I didn't say I was going to sell it, I said I told the wife I would.But on the other hand for me the thrill is in the project and I can't start a new one unless I sell the old one.
Haha, no offense but you sound like a natural born politician! :cool:

But I agree that there is a certain amount of thrill in bringing a classic car back from the dead. I don't think I could ever sell mine though because of the sentimental value.

 
I drove mine to work yesterday, to breakfast with friends and around town today chasing parts for the wife's trailblazer. When the weather's nice I drive it as much as possible. Heck it gets better fuel mileage than my Ranger.

 
This has been my daily since getting it finished last December

1124720236_gFvnp-L.jpg


And the misses daily driver is another American car, sold here in Oz under

the Ford badge but better known as a Mercury Cougar, only 1,000 came to Oz

and had to be ordered from selected Ford Dealers who had 1 car as a demo

model and you ordered colour and trim levels of a catalogue.

300771605_xMzNv-L.jpg


300771474_gdsWV-L.jpg


Cheers

Mark

 
After restoring a 1971 Mach 1 M Code in Grabber Lime (see pix of it in my garage), I drove the car for an entire year both to work, church, football soccer games (I was the coach) in and out of county.

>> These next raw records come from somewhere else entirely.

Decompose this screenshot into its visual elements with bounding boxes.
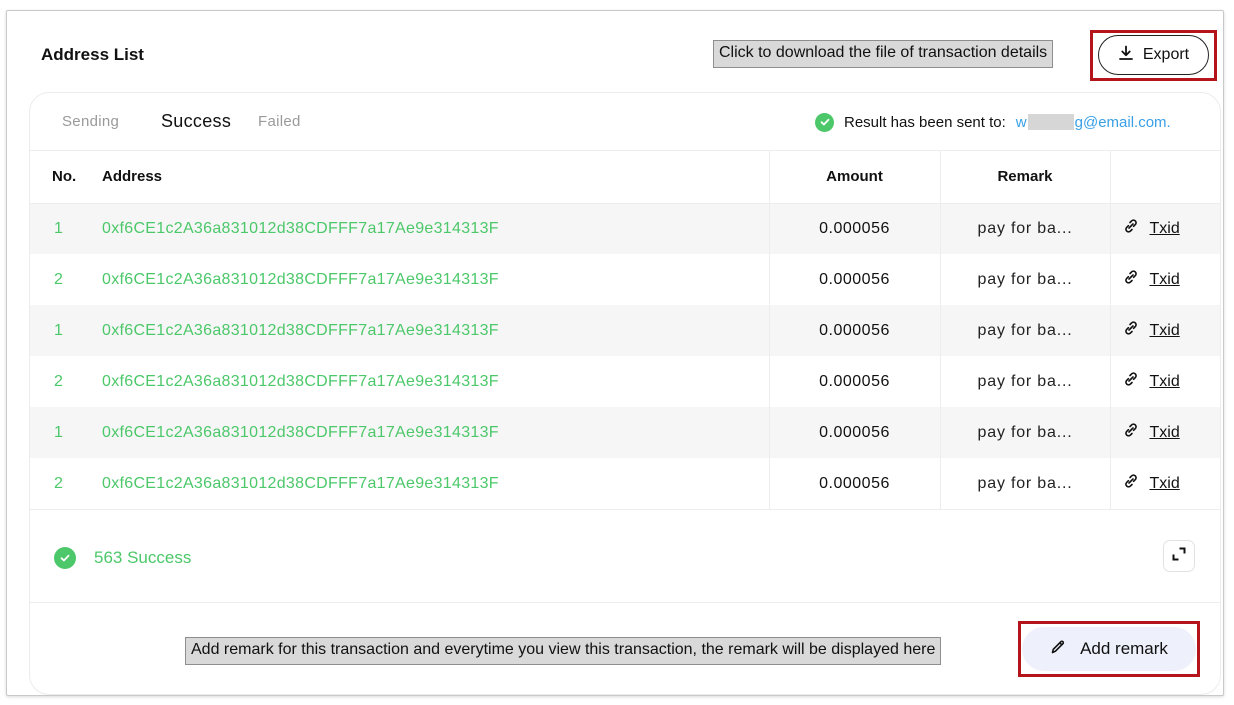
row-number: 1 <box>30 203 102 254</box>
row-amount: 0.000056 <box>768 203 940 254</box>
row-address: 0xf6CE1c2A36a831012d38CDFFF7a17Ae9e31431… <box>102 305 769 356</box>
row-address: 0xf6CE1c2A36a831012d38CDFFF7a17Ae9e31431… <box>102 203 769 254</box>
link-icon <box>1123 473 1139 494</box>
row-link-cell: Txid <box>1109 356 1220 407</box>
success-count-text: 563 Success <box>94 548 192 567</box>
row-link-cell: Txid <box>1109 458 1220 509</box>
row-remark: pay for ba... <box>939 254 1110 305</box>
row-address: 0xf6CE1c2A36a831012d38CDFFF7a17Ae9e31431… <box>102 270 499 288</box>
row-number: 1 <box>30 407 102 458</box>
table-row: 2 0xf6CE1c2A36a831012d38CDFFF7a17Ae9e314… <box>30 356 1220 407</box>
table-row: 2 0xf6CE1c2A36a831012d38CDFFF7a17Ae9e314… <box>30 254 1220 305</box>
txid-link[interactable]: Txid <box>1123 473 1180 494</box>
row-address: 0xf6CE1c2A36a831012d38CDFFF7a17Ae9e31431… <box>102 372 499 390</box>
check-circle-icon <box>54 547 76 569</box>
row-remark: pay for ba... <box>939 407 1110 458</box>
status-tabs: Sending Success Failed Result has been s… <box>30 93 1220 151</box>
txid-label: Txid <box>1149 372 1180 390</box>
success-count: 563 Success <box>54 547 191 569</box>
link-icon <box>1123 371 1139 392</box>
link-icon <box>1123 320 1139 341</box>
row-link-cell: Txid <box>1109 305 1220 356</box>
row-remark: pay for ba... <box>939 458 1110 509</box>
txid-link[interactable]: Txid <box>1123 320 1180 341</box>
export-button[interactable]: Export <box>1098 35 1209 75</box>
column-header-no: No. <box>30 151 102 204</box>
address-table: No. Address Amount Remark 1 0xf6CE1c2A36… <box>30 151 1220 509</box>
txid-label: Txid <box>1149 321 1180 339</box>
table-row: 1 0xf6CE1c2A36a831012d38CDFFF7a17Ae9e314… <box>30 203 1220 254</box>
column-header-remark: Remark <box>939 151 1110 204</box>
txid-label: Txid <box>1149 219 1180 237</box>
check-circle-icon <box>815 112 834 132</box>
email-prefix: w <box>1015 113 1027 131</box>
remark-tooltip: Add remark for this transaction and ever… <box>185 637 942 665</box>
row-amount: 0.000056 <box>768 254 940 305</box>
row-address: 0xf6CE1c2A36a831012d38CDFFF7a17Ae9e31431… <box>102 407 769 458</box>
pencil-icon <box>1050 639 1066 660</box>
link-icon <box>1123 269 1139 290</box>
export-button-label: Export <box>1142 46 1190 63</box>
row-address: 0xf6CE1c2A36a831012d38CDFFF7a17Ae9e31431… <box>102 474 499 492</box>
column-header-amount: Amount <box>768 151 940 204</box>
txid-link[interactable]: Txid <box>1123 371 1180 392</box>
txid-link[interactable]: Txid <box>1123 422 1180 443</box>
row-number: 2 <box>54 270 63 288</box>
tab-success[interactable]: Success <box>161 111 231 132</box>
column-header-link <box>1109 151 1220 204</box>
txid-label: Txid <box>1149 270 1180 288</box>
page-title: Address List <box>41 45 144 64</box>
table-header-row: No. Address Amount Remark <box>30 151 1220 204</box>
result-sent-text: Result has been sent to: <box>844 113 1006 131</box>
txid-link[interactable]: Txid <box>1123 218 1180 239</box>
table-row: 1 0xf6CE1c2A36a831012d38CDFFF7a17Ae9e314… <box>30 407 1220 458</box>
add-remark-label: Add remark <box>1080 639 1168 658</box>
row-amount: 0.000056 <box>768 458 940 509</box>
download-icon <box>1118 45 1134 66</box>
summary-bar: 563 Success <box>30 509 1220 603</box>
table-row: 2 0xf6CE1c2A36a831012d38CDFFF7a17Ae9e314… <box>30 458 1220 509</box>
tab-sending[interactable]: Sending <box>62 113 119 130</box>
link-icon <box>1123 218 1139 239</box>
row-number: 2 <box>54 372 63 390</box>
column-header-address: Address <box>102 151 769 204</box>
expand-button[interactable] <box>1163 540 1195 572</box>
add-remark-button[interactable]: Add remark <box>1022 627 1196 671</box>
txid-link[interactable]: Txid <box>1123 269 1180 290</box>
email-suffix: g@email.com. <box>1074 113 1171 131</box>
row-remark: pay for ba... <box>939 305 1110 356</box>
tab-failed[interactable]: Failed <box>258 113 301 130</box>
table-row: 1 0xf6CE1c2A36a831012d38CDFFF7a17Ae9e314… <box>30 305 1220 356</box>
txid-label: Txid <box>1149 423 1180 441</box>
link-icon <box>1123 422 1139 443</box>
row-amount: 0.000056 <box>768 407 940 458</box>
txid-label: Txid <box>1149 474 1180 492</box>
row-link-cell: Txid <box>1109 407 1220 458</box>
row-amount: 0.000056 <box>768 356 940 407</box>
row-number: 1 <box>30 305 102 356</box>
expand-icon <box>1171 546 1187 567</box>
row-remark: pay for ba... <box>939 356 1110 407</box>
row-amount: 0.000056 <box>768 305 940 356</box>
export-tooltip: Click to download the file of transactio… <box>713 40 1054 68</box>
row-remark: pay for ba... <box>939 203 1110 254</box>
row-link-cell: Txid <box>1109 254 1220 305</box>
row-link-cell: Txid <box>1109 203 1220 254</box>
result-sent-note: Result has been sent to: w g@email.com. <box>815 111 1171 133</box>
row-number: 2 <box>54 474 63 492</box>
address-list-card: Sending Success Failed Result has been s… <box>29 92 1221 695</box>
result-email[interactable]: w g@email.com. <box>1016 114 1171 131</box>
email-redaction <box>1027 114 1074 130</box>
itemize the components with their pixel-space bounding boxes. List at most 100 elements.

The biggest challenge was the intense heat and humidity of Florida. Early 70's A/C technology was not up to the challenge. What is more, the daily thunderstorms--where the rain (the Tampa Bay area of Florida is the lighting capital of the world) comes down in torrents--drove me nuts. I hated for the car to be in the rain all the time. So, I sold the Mach 1 and began restoration on a 1979 Ford Thunderbird in Chamois Glow. I still drive the Thunderbird daily. I've used the A/C parts from Classic Air in Tampa to effectively combat the Florida heat. The system blows upper 40's degrees out of the vents.